Mon père, il aimait pas ben ça Noël. C'est parce qu'il était obligé de suivre ma mère jusque dans sa famille qui habitait loin. Il fallait rouler deux heures et demi en auto sur la route qui tue pour se rendre au réveillon. Et la voiture était tout le temps trop pleine de tout. Je vous l'ai déjà dit : ma mère est une femme prévoyante qui aime parer à toute éventualité. Ça fait qu'en plus des cadeaux, il y avait une glacière remplie de galettes blanches, de pain sandwich et de petits pains au poulet. C'est au cas où on reste pris, qu'elle disait. Elle obligeait aussi mon père à embarquer nos bottes de poils et nos bas de soute. «Juste au cas», parce qu'on pouvait rester bloqués longtemps dans le Parc quand il y avait un accident, surtout quand c'était un face à face.
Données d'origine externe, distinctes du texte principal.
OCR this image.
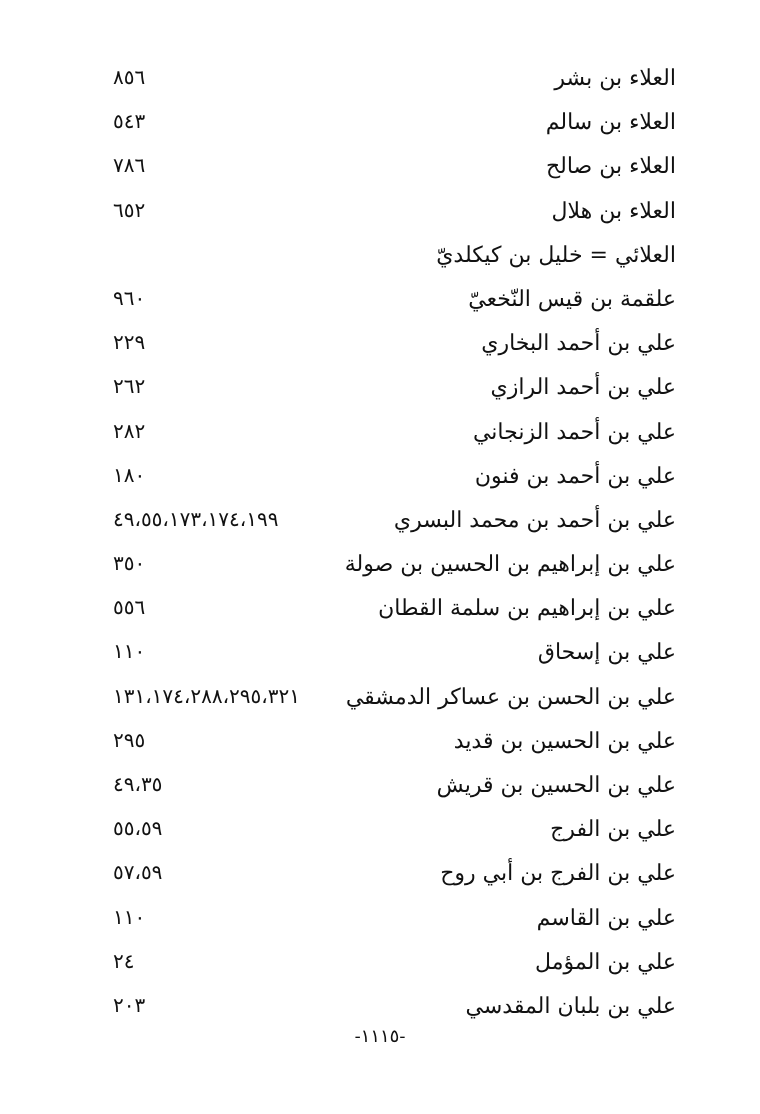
العلاء بن بشر
٨٥٦
العلاء بن سالم
٥٤٣
العلاء بن صالح
٧٨٦
العلاء بن هلال
٦٥٢
العلائي = خليل بن كيكلديّ
علقمة بن قيس النّخعيّ
٩٦٠
علي بن أحمد البخاري
٢٢٩
علي بن أحمد الرازي
٢٦٢
علي بن أحمد الزنجاني
٢٨٢
علي بن أحمد بن فنون
١٨٠
علي بن أحمد بن محمد البسري
٤٩،٥٥،١٧٣،١٧٤،١٩٩
علي بن إبراهيم بن الحسين بن صولة
٣٥٠
علي بن إبراهيم بن سلمة القطان
٥٥٦
علي بن إسحاق
١١٠
علي بن الحسن بن عساكر الدمشقي
١٣١،١٧٤،٢٨٨،٢٩٥،٣٢١
علي بن الحسين بن قديد
٢٩٥
علي بن الحسين بن قريش
٤٩،٣٥
علي بن الفرج
٥٥،٥٩
علي بن الفرج بن أبي روح
٥٧،٥٩
علي بن القاسم
١١٠
علي بن المؤمل
٢٤
علي بن بلبان المقدسي
٢٠٣
-١١١٥-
Mon père n'aimait pas Noël parce que ça voulait dire qu'il serait obligé de parler avec ma tante snob. C'est chez ma tante qu'on réveillonnait. Parce qu'elle était mariée avec un médecin et habitait dans un quartier de riches. «J'aime ça passer Noël avec eux autres», disait ma mère. Ça énervait mon père parce qu'on se rendait bien compte, en l'entendant parler de la grosse cabane de ma tante, qu'elle aurait aimé ça, elle aussi, habiter chez les riches.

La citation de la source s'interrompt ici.